Он настоял на масштабных перевооружениях с тем, чтобы Америка смогла всем своим авторитетом поддержать Антанту. Он рассматривал победу Германии как вполне вероятную, так и весьма опасную для Соединенных Штатов. Победа же блока Центральных держав лишила бы их защиты со стороны британского военно-морского флота, позволив германскому империализму утвердиться в Западном полушарии.

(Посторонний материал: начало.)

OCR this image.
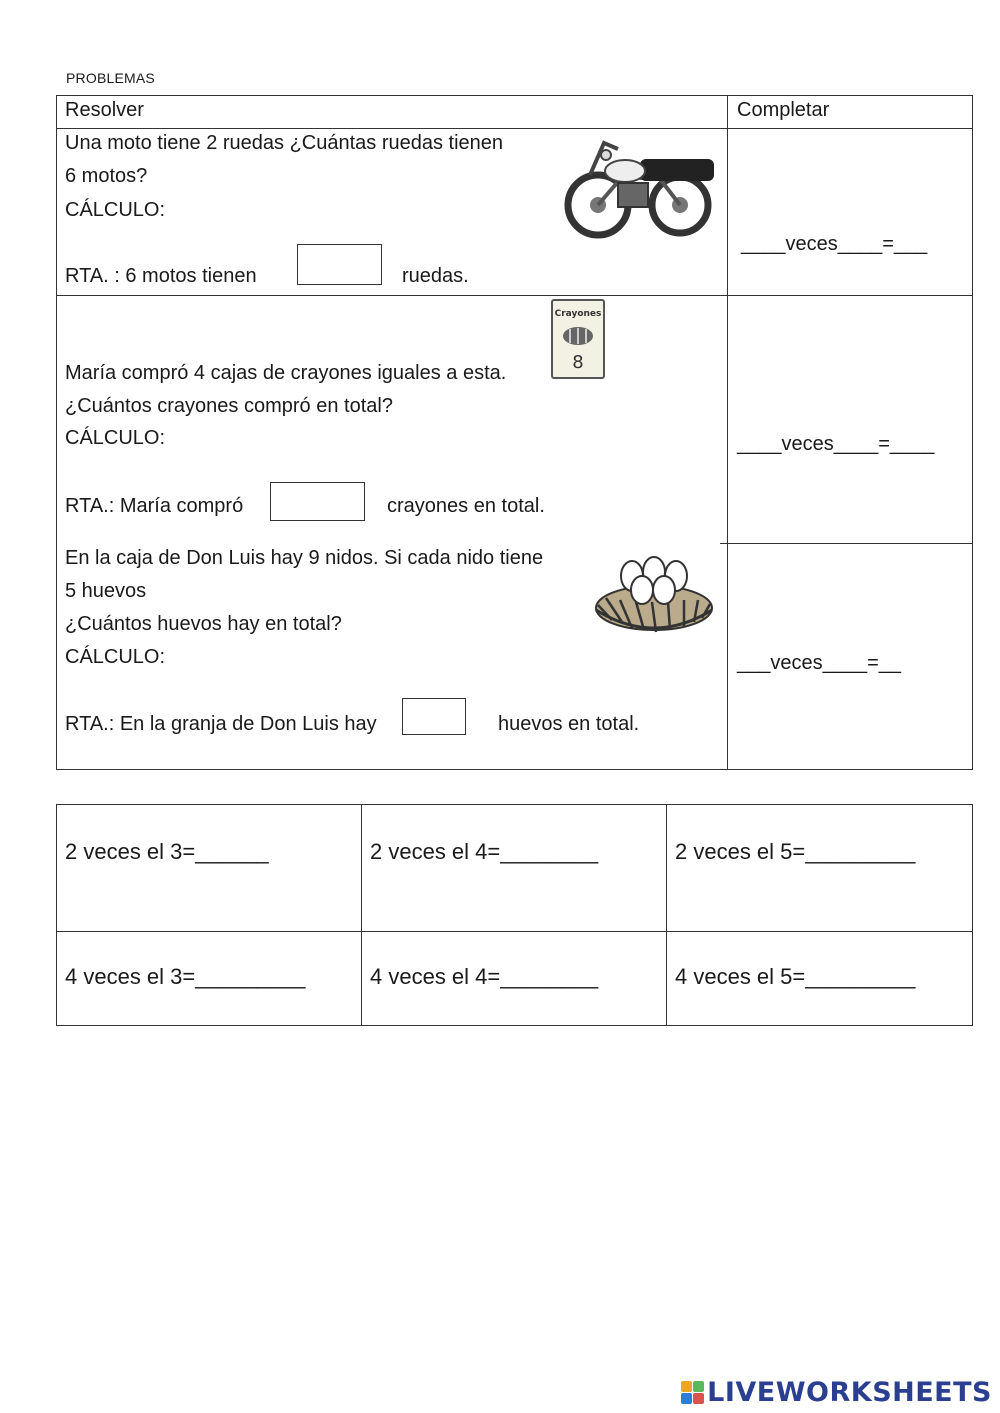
PROBLEMAS
Resolver	Completar
Una moto tiene 2 ruedas ¿Cuántas ruedas tienen
6 motos?
CÁLCULO:
RTA. : 6 motos tienen	ruedas.
____veces____=___
María compró 4 cajas de crayones iguales a esta.
¿Cuántos crayones compró en total?
CÁLCULO:
RTA.: María compró	crayones en total.
____veces____=____
Crayones
8
En la caja de Don Luis hay 9 nidos. Si cada nido tiene
5 huevos
¿Cuántos huevos hay en total?
CÁLCULO:
RTA.: En la granja de Don Luis hay	huevos en total.
___veces____=__
2 veces el 3=______	2 veces el 4=________	2 veces el 5=_________
4 veces el 3=_________	4 veces el 4=________	4 veces el 5=_________
LIVEWORKSHEETS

Причиной того, что Рузвельт, должно быть, полагал британский военно-морской контроль над Атлантикой более безопасным, чем гегемонию Германии, были такие нематериальные и не имеющие к балансу сил факторы, как культурное родство и исторический опыт. И действительно, существовали сильные культурные связи между Англией и Америкой, не имевшие аналога в отношениях между США и Германией. Более того, Соединенные Штаты привыкли к тому, что Британия правила морями, и вполне свыклись с этой идеей, более не подозревая Великобританию в экспансионистских намерениях в обеих Америках. Германия, однако, воспринималась с опаской. 3 октября 1914 года Рузвельт писал британскому послу в Вашингтоне (удобно позабыв о своем прежнем суждении относительно неизбежности игнорирования Германией нейтралитета Бельгии), что: «Если бы я был Президентом, я бы выступил (против Германии) 13 или 31 июля»[34 - Письмо Рузвельта Сесилу Артуру Спринг-Райсу от 3 октября 1914 года. Там же. С. 821.].

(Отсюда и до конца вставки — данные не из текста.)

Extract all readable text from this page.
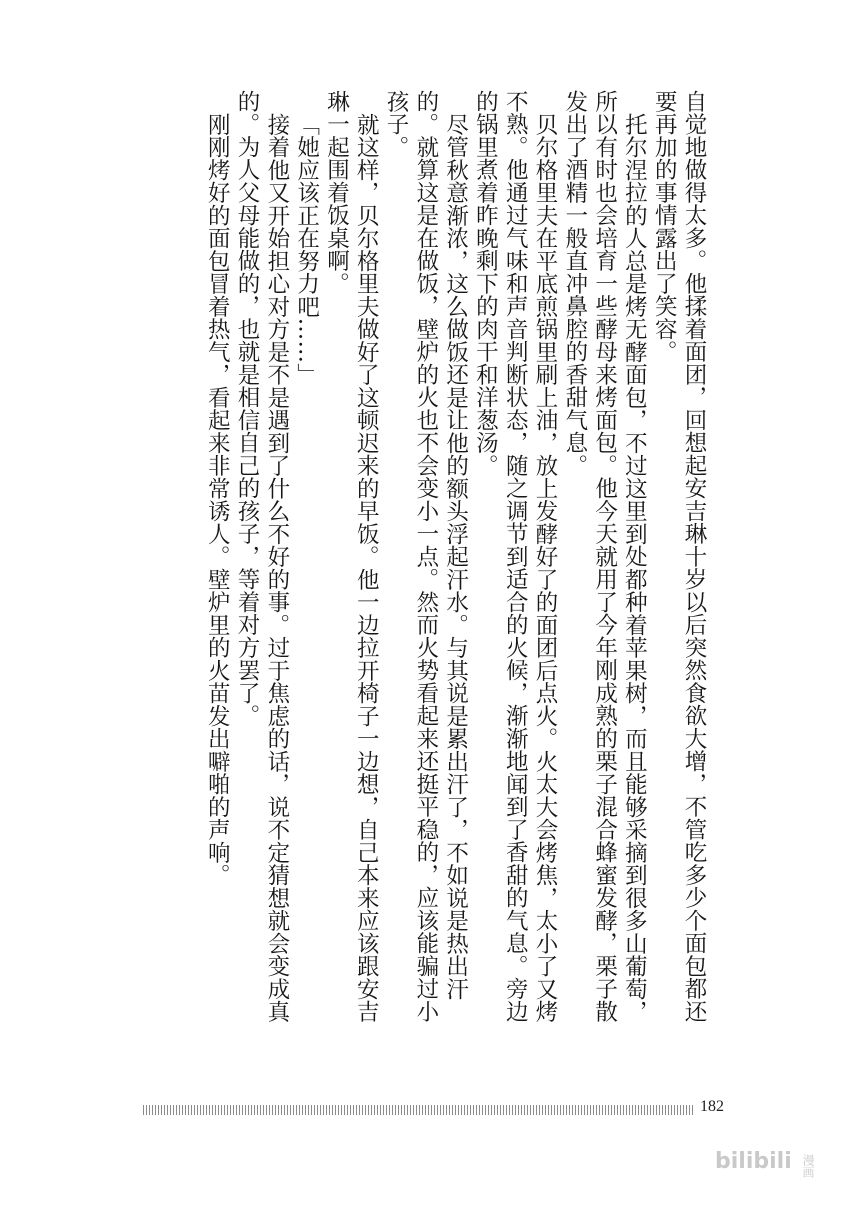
自觉地做得太多。他揉着面团，回想起安吉琳十岁以后突然食欲大增，不管吃多少个面包都还要再加的事情露出了笑容。

托尔涅拉的人总是烤无酵面包，不过这里到处都种着苹果树，而且能够采摘到很多山葡萄，所以有时也会培育一些酵母来烤面包。他今天就用了今年刚成熟的栗子混合蜂蜜发酵，栗子散发出了酒精一般直冲鼻腔的香甜气息。

贝尔格里夫在平底煎锅里刷上油，放上发酵好了的面团后点火。火太大会烤焦，太小了又烤不熟。他通过气味和声音判断状态，随之调节到适合的火候，渐渐地闻到了香甜的气息。旁边的锅里煮着昨晚剩下的肉干和洋葱汤。

尽管秋意渐浓，这么做饭还是让他的额头浮起汗水。与其说是累出汗了，不如说是热出汗的。就算这是在做饭，壁炉的火也不会变小一点。然而火势看起来还挺平稳的，应该能骗过小孩子。

就这样，贝尔格里夫做好了这顿迟来的早饭。他一边拉开椅子一边想，自己本来应该跟安吉琳一起围着饭桌啊。

「她应该正在努力吧……」

接着他又开始担心对方是不是遇到了什么不好的事。过于焦虑的话，说不定猜想就会变成真的。为人父母能做的，也就是相信自己的孩子，等着对方罢了。

刚刚烤好的面包冒着热气，看起来非常诱人。壁炉里的火苗发出噼啪的声响。

182
bilibili 漫画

В письме Редьярду Киплингу месяцем позже Рузвельт признался в трудностях, с которыми приходится сталкиваться, чтобы попытаться с американской мощью оказать воздействие на эту европейскую войну, исходя из его личных убеждений. Американский народ не желал следовать задаваемому ходу действий, с такой очевидностью сформулированному в терминах силовой политики:

«Если бы мне надо было отстаивать все то, во что я сам верю, я вряд ли принес пользу нашему народу, потому что народ ни за что не пошел бы за мной. Наш народ недальновиден и не разбирается в международных вопросах. Ваш народ тоже не видит перспектив, но он не настолько близорук, как наш, в этих вопросах. …Благодаря ширине океана, наш народ полагает, что ему нечего бояться в нынешнем столкновении и что у него нет никакой ответственности в связи с этим»[35 - Письмо Рузвельта Редьярду Киплингу от 4 ноября 1914 года, в: Robert Endicott Osgood. Ideals and Self-Interest in America’s Foreign Relations (Осгуд Роберт Эндикотт. Идеалы и эгоистические интересы в американских внешних сношениях). (Chicago: University of Chicago Press, 1953), р. 137.].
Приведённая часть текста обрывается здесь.